No veía la hora de ir a la capilla a rezar. Era un día pesado y parecía que todo andaba mal, quería implorarle al Señor su ayuda, no podía con mis propias fuerzas, necesitaba su auxilio. Así que de rodillas delante del Señor, le rogué, le imploré y le pedí que me ayudara, que quería escuchar su voz. Con el corazón angustiado, le dije que no me sentía capaz, que ya calmara tanta exigencia, que por favor cambiara esta situación… ya iba a seguir diciéndole algunas cositas más, cuando una vocecita me sugirió que hiciera un poco de silencio, simplemente para escucharlo, para estar atento a su respuesta.
Fue en ese preciso momento que aprendí una gran lección, que hoy quisiera compartir contigo: es muy diferente orar hablando que escuchando. Quisiera que estés atento a aquellos momentos en que rezas hablando. Cuando hablas expresas tus deseos, motivaciones, sueños. En ese momento manifiestas tus iniciativas, quejas, tu percepción de la realidad, lo que quieres y desearías cambiar, tus incertidumbres, luces, sombras, experiencias que pueden ir desde la alegría, hasta la pesadumbre, tristeza, angustia, ansiedad. En fin, cuando hablas en la oración, le estás llevando al Señor todo lo que llevas dentro de ti.
Y si bien podemos tener mucha experiencia en la oración, a veces no es tan fácil distinguir entre cuándo hablamos y cuándo escuchamos. Cuando estamos en la fase de entregar al Señor y cuando estamos en el momento de dejar que Él hable y nos diga lo que tiene para decirnos.
Precisamente aquel día, tome conciencia de lo diferente que es orar escuchando, porque en aquel momento en el que hice silencio y le dije al Señor que me hablara, entonces todo cambió en la oración. En aquel momento todo cambió, porque para mi sorpresa empecé a darme cuenta de cosas que estaban en la realidad, pero que no eran parte de mí; comencé a recibir luces, orientaciones, sugerencias, indicaciones, que simplemente no venían de mis ideas, experiencias, deseos. Llanamente eran brisas del soplo de Dios que tocaban mi corazón.

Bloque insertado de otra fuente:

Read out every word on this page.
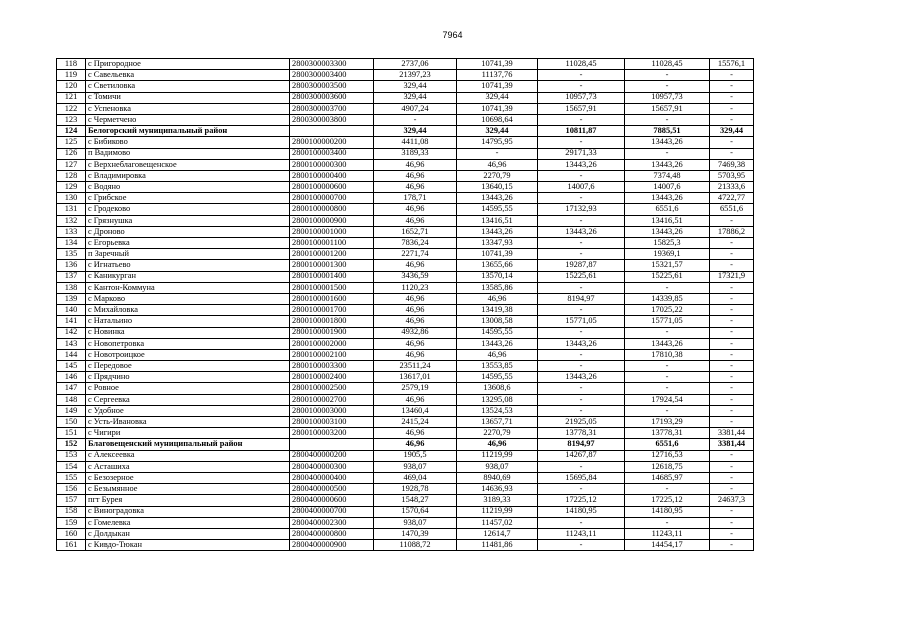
7964
118	с Пригородное	2800300003300	2737,06	10741,39	11028,45	11028,45	15576,1
119	с Савельевка	2800300003400	21397,23	11137,76	-	-	-
120	с Светиловка	2800300003500	329,44	10741,39	-	-	-
121	с Томичи	2800300003600	329,44	329,44	10957,73	10957,73	-
122	с Успеновка	2800300003700	4907,24	10741,39	15657,91	15657,91	-
123	с Черметчено	2800300003800	-	10698,64	-	-	-
124	Белогорский муниципальный район		329,44	329,44	10811,87	7885,51	329,44
125	с Бибиково	2800100000200	4411,08	14795,95	-	13443,26	-
126	п Вадимово	2800100003400	3189,33	-	29171,33	-	-
127	с Верхнеблаговещенское	2800100000300	46,96	46,96	13443,26	13443,26	7469,38
128	с Владимировка	2800100000400	46,96	2270,79	-	7374,48	5703,95
129	с Водяно	2800100000600	46,96	13640,15	14007,6	14007,6	21333,6
130	с Грибское	2800100000700	178,71	13443,26	-	13443,26	4722,77
131	с Гродеково	2800100000800	46,96	14595,55	17132,93	6551,6	6551,6
132	с Грязнушка	2800100000900	46,96	13416,51	-	13416,51	-
133	с Дроново	2800100001000	1652,71	13443,26	13443,26	13443,26	17886,2
134	с Егорьевка	2800100001100	7836,24	13347,93	-	15825,3	-
135	п Заречный	2800100001200	2271,74	10741,39	-	19369,1	-
136	с Игнатьево	2800100001300	46,96	13655,66	19287,87	15321,57	-
137	с Каникурган	2800100001400	3436,59	13570,14	15225,61	15225,61	17321,9
138	с Кантон-Коммуна	2800100001500	1120,23	13585,86	-	-	-
139	с Марково	2800100001600	46,96	46,96	8194,97	14339,85	-
140	с Михайловка	2800100001700	46,96	13419,38	-	17025,22	-
141	с Натальино	2800100001800	46,96	13008,58	15771,05	15771,05	-
142	с Новинка	2800100001900	4932,86	14595,55	-	-	-
143	с Новопетровка	2800100002000	46,96	13443,26	13443,26	13443,26	-
144	с Новотроицкое	2800100002100	46,96	46,96	-	17810,38	-
145	с Передовое	2800100003300	23511,24	13553,85	-	-	-
146	с Прядчино	2800100002400	13617,01	14595,55	13443,26	-	-
147	с Ровное	2800100002500	2579,19	13608,6	-	-	-
148	с Сергеевка	2800100002700	46,96	13295,08	-	17924,54	-
149	с Удобное	2800100003000	13460,4	13524,53	-	-	-
150	с Усть-Ивановка	2800100003100	2415,24	13657,71	21925,05	17193,29	-
151	с Чигири	2800100003200	46,96	2270,79	13778,31	13778,31	3381,44
152	Благовещенский муниципальный район		46,96	46,96	8194,97	6551,6	3381,44
153	с Алексеевка	2800400000200	1905,5	11219,99	14267,87	12716,53	-
154	с Асташиха	2800400000300	938,07	938,07	-	12618,75	-
155	с Безозерное	2800400000400	469,04	8940,69	15695,84	14685,97	-
156	с Безымянное	2800400000500	1928,78	14636,93	-	-	-
157	пгт Бурея	2800400000600	1548,27	3189,33	17225,12	17225,12	24637,3
158	с Виноградовка	2800400000700	1570,64	11219,99	14180,95	14180,95	-
159	с Гомелевка	2800400002300	938,07	11457,02	-	-	-
160	с Долдыкан	2800400000800	1470,39	12614,7	11243,11	11243,11	-
161	с Кивдо-Тюкан	2800400000900	11088,72	11481,86	-	14454,17	-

Aquel día fue algo muy sencillo. Fueron 4 palabras que lo cambiaron todo. Porque en el momento de silencio, cuando le di ese pequeño espacio al Señor para que hablara, cuando por fin me quedé callado y pude abrirme a lo que Dios tenía para decirme, simplemente vinieron a mí, como rayos fulminantes 4 palabras en forma de pregunta: ¿Sabes que te quiero?… entonces, derrumbado ante aquella presencia, transformado desde el interior y tocado por su amor, empecé a escuchar nuevas palabras, que simplemente no venían de mí, porque ni por suerte se me habrían cruzado en aquel momento… entonces empezaron más preguntas: ¿Sabes que estoy contigo?
Y como si fuera poco, empecé a escuchar algunas cosas que suenan a cosas que me dice el Señor y no las que yo quiero oír… sabes que yo amo tu sencillez y nobleza, que te quiero para que transmitas mi amor y que si te equivocas y te salen mal las cosas, así también quiero que aprendas y que ames en el error, en aceptar la equivocación y en el atreverte a pedir disculpas… como ves, son cosas que a mí me cuestan aceptar, entender y no quiero muchas veces introducir en mi existencia.
Fue así como me di cuenta de lo bonito de la oración cuando se escucha al Señor. Aprendí que es muy diferente orar hablando que escuchando. Cuando escuchas al Señor, la oración es totalmente diferente.
Definitivamente va a haber momentos para hablar al Señor y descargarle a Él todo, pero qué valioso es dejar que Él hable, responda y guíe. La dinámica es totalmente diferente y la oración se vuelve completa. Entonces es cuando sales renovado, amado, acogido y con luces nuevas, que vienen de lo alto.
La próxima vez que acudas a la oración, asegúrate de hacer un poco de silencio y permitirle al Señor hablar. Pues no sé si siempre escucharás tan clara su voz, pero haz el ejercicio de abrirte a su amor y su presencia. ¡Estoy seguro que te sorprenderás!
Espero que al final de tu oración puedas decir, como yo lo hice aquel día: Gracias Señor por tus Palabras, por tu amor, por tu presencia y compañía real, en toda mi vida y en lo más profundo de mi corazón.
Bernardo Marulanda, diácono miembro del SVC.